In its onslaught of attacks against HB2 (the historic pro-life bill that passed the Texas legislature last summer), Planned Parenthood has consistently bemoaned the “lack of access” experienced by women in rural areas of Texas as a direct result of changes incurred by HB2 legislation. For example, provisions banning abortionists from committing abortions without possessing admitting privileges at a nearby hospital have affected border counties where sometimes no hospital will grant the abortionist such privileges.
Beginning on September 1, another provision of the legislation will go into effect requiring abortion mills to meet the safety standards of ambulatory surgical centers (ASCs). There is documented evidence that such provisions are a boon to women’s health and safety because the features of ambulatory surgical centers — like wider hallways — help to ensure that, in the event of a botched abortion, women can be better assisted by paramedic staff. In some cases, like that of Karnamaya Mongar (killed by Kermit Gosnell), these provisions are the difference between life and death.

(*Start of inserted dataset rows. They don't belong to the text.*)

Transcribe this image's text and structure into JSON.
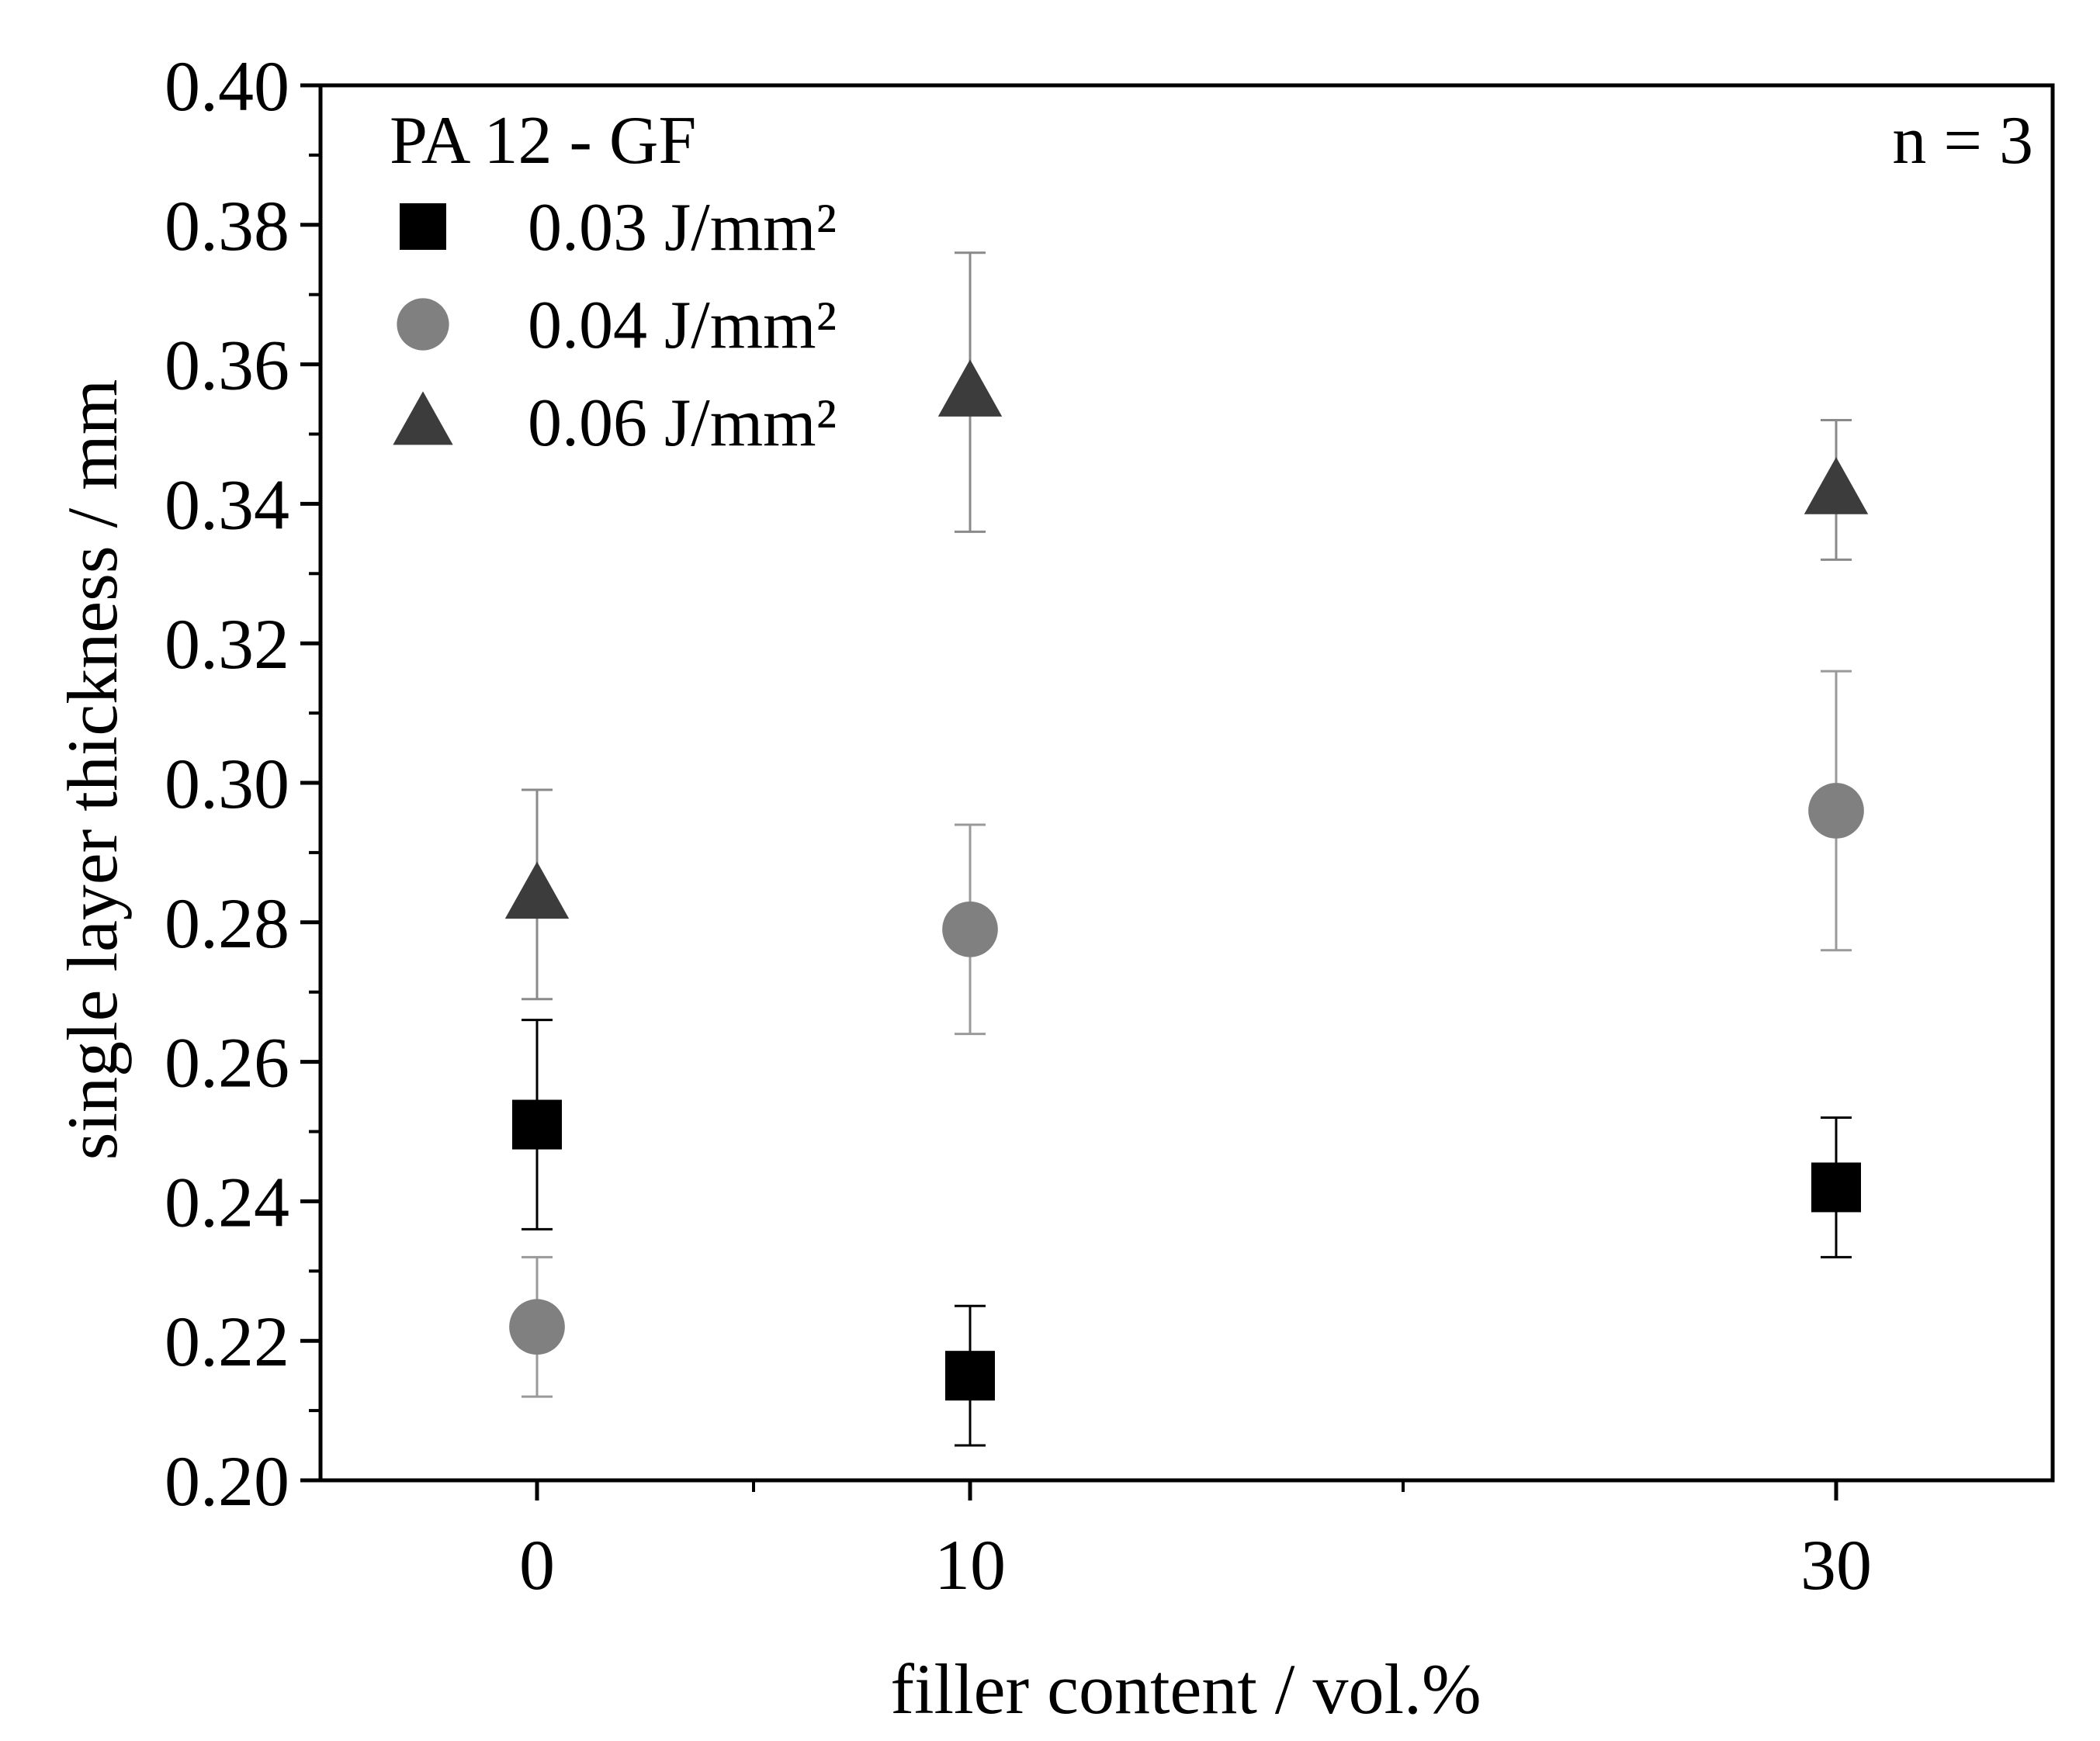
{
  "chart_data": {
    "type": "scatter",
    "title": "",
    "xlabel": "filler content / vol.%",
    "ylabel": "single layer thickness / mm",
    "xlim": [
      -5,
      35
    ],
    "ylim": [
      0.2,
      0.4
    ],
    "x_ticks": [
      0,
      10,
      30
    ],
    "x_minor_ticks": [
      5,
      20
    ],
    "x_tick_labels": [
      "0",
      "10",
      "30"
    ],
    "y_ticks": [
      0.2,
      0.22,
      0.24,
      0.26,
      0.28,
      0.3,
      0.32,
      0.34,
      0.36,
      0.38,
      0.4
    ],
    "y_tick_labels": [
      "0.20",
      "0.22",
      "0.24",
      "0.26",
      "0.28",
      "0.30",
      "0.32",
      "0.34",
      "0.36",
      "0.38",
      "0.40"
    ],
    "grid": false,
    "legend_title": "PA 12 - GF",
    "legend_position": "top-left",
    "annotation": "n = 3",
    "series": [
      {
        "name": "0.03 J/mm²",
        "marker": "square",
        "color": "#000000",
        "error_color": "#000000",
        "x": [
          0,
          10,
          30
        ],
        "y": [
          0.251,
          0.215,
          0.242
        ],
        "y_err": [
          0.015,
          0.01,
          0.01
        ]
      },
      {
        "name": "0.04 J/mm²",
        "marker": "circle",
        "color": "#808080",
        "error_color": "#9a9a9a",
        "x": [
          0,
          10,
          30
        ],
        "y": [
          0.222,
          0.279,
          0.296
        ],
        "y_err": [
          0.01,
          0.015,
          0.02
        ]
      },
      {
        "name": "0.06 J/mm²",
        "marker": "triangle",
        "color": "#3c3c3c",
        "error_color": "#8a8a8a",
        "x": [
          0,
          10,
          30
        ],
        "y": [
          0.284,
          0.356,
          0.342
        ],
        "y_err": [
          0.015,
          0.02,
          0.01
        ]
      }
    ]
  }
}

That these provisions have the potential to hurt Planned Parenthood’s bottom line is no secret; facilities that failed to seek the welfare of women in the past, when they were first constructed with fewer safety provisions than an ASC, will have to find a way to meet the new women’s health standards. Planned Parenthood has chosen to construct an entirely new facility in San Antonio which is in line with the ASC provisions that will come into effect in September. But Planned Parenthood’s choice of San Antonio is telling. If the organization is supposedly so worried about women in rural areas not having access to abortion and so -called “women’s reproductive health services,” why build a brand new, $5 million facility in a densely-populated area that already has an ASC abortion mill? Emily Horne of Texas Right to Life explained the disconnect:
Planned Parenthood always complains that there are only ASCs in five Texas cities–they’ve made such a fuss about there not being one in rural parts of the state like the Rio Grande Valley area. But then they go and build their new clinic in San Antonio, where there’s already an ASC.
The existing ASC abortion mill in San Antonio is not owned by Planned Parenthood, and chances are Planned Parenthood is seeking to compete for business in the more urban San Antonio area where the demand for abortion is likely to be much higher than in one of the sparsely populated rural areas over which Planned Parenthood feigned concern in the past.